Onlara bir tek mesajım olacak: Welcome to the Club ya da Türkçesiyle biz de yıllardır Türkiye'yi şaşkınlıkla izlemekteyiz ve bunu da her fırsatta dile getiriyoruz. Bunu siz söyleyince neden heyecanlanalım ki!
* * *
Aaaa yetti ama be!!!!
Bu kadar, sadece bunu bağırarak söylemek istedim.
Siz de deneyin bakın rahatladığınızı göreceksiniz.
Haydi...
AAAAAA YETTİ AMA BE!!!!!!
* * *
Yabancı medyada artık yazarlara, televizyon yorumcularına büyük paralar verilmemesi, tasarrufa gidilmesi tartışılmaya başlanmış.
Bizim üst düzey yöneticiler de dış dünyanın tartıştığı bu teoriyi ilk olarak benim üzerimde uygulamaya karar vermiş olmalılar.
Öyle bir izlenim edindim yani!
Olsun ama ben yine de üzüntülü değilim, hiç olmazsa bu şekilde kendimi global ekonominin bir parçası olarak hissetmeye başladım en sonunda.
* * *
Amerikan ve İngiliz istihbaratının bulamadığını bizimkiler bulmuş.
Bin Ladin ‘‘Özgür Keşmir’’ diye bilinen bir bölgede bulunmaktaymış.

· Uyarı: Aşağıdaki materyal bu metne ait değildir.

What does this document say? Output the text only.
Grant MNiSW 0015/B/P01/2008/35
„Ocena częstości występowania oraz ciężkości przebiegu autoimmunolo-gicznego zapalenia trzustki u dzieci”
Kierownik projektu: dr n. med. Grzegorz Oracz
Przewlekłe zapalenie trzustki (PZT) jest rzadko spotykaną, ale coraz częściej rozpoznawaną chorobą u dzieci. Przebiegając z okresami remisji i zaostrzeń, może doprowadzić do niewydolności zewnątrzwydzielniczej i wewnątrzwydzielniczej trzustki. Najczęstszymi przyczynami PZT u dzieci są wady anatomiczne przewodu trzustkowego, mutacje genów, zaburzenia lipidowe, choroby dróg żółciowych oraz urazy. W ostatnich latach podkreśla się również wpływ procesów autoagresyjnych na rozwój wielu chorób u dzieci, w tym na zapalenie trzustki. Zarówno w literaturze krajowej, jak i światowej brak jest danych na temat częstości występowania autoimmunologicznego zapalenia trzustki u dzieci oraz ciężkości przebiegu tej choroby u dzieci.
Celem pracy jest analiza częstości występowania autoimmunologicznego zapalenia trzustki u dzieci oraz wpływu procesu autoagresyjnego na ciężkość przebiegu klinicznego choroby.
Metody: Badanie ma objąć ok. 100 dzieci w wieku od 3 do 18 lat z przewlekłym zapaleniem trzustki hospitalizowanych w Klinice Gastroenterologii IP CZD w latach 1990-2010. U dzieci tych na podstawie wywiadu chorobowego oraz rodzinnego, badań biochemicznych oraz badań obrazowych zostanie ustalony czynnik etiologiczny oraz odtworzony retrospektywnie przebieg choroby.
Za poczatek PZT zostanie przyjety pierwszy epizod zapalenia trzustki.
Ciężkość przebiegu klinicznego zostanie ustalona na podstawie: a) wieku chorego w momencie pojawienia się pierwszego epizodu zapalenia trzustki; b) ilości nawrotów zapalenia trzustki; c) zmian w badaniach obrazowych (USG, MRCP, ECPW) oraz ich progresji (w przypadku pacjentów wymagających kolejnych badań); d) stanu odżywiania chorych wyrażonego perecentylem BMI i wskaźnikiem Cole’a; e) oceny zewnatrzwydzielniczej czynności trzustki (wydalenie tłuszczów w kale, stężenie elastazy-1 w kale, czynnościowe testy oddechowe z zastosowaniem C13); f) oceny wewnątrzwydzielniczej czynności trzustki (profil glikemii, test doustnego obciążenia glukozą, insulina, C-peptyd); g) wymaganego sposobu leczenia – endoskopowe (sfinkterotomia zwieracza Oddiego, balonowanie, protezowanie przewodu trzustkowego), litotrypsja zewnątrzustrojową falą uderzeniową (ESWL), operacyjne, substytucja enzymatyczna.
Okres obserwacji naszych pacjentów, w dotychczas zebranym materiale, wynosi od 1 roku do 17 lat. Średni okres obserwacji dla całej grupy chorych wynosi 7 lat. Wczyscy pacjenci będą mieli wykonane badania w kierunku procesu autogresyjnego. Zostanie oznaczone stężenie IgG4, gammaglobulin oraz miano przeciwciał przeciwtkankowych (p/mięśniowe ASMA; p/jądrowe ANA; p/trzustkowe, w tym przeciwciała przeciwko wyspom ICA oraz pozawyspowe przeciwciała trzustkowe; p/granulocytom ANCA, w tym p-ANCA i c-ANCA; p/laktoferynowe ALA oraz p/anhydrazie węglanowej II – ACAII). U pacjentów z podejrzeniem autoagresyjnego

Onu bilemem ama şunu biliyorum ki özgür kelimesinin Keşmir ile birlikte kullanılarak bu kadar aşağılanması da benim içimi sızlatmaktadır.
Ayrıca şu da var. Eğer Bin Ladin saklandığı yerde Hürriyet Gazetesi okuyorsa -ki okumuyor olmasını düşünmek bile istemiyorum- o zaman yine elimizden kaçırdık demektir herifi.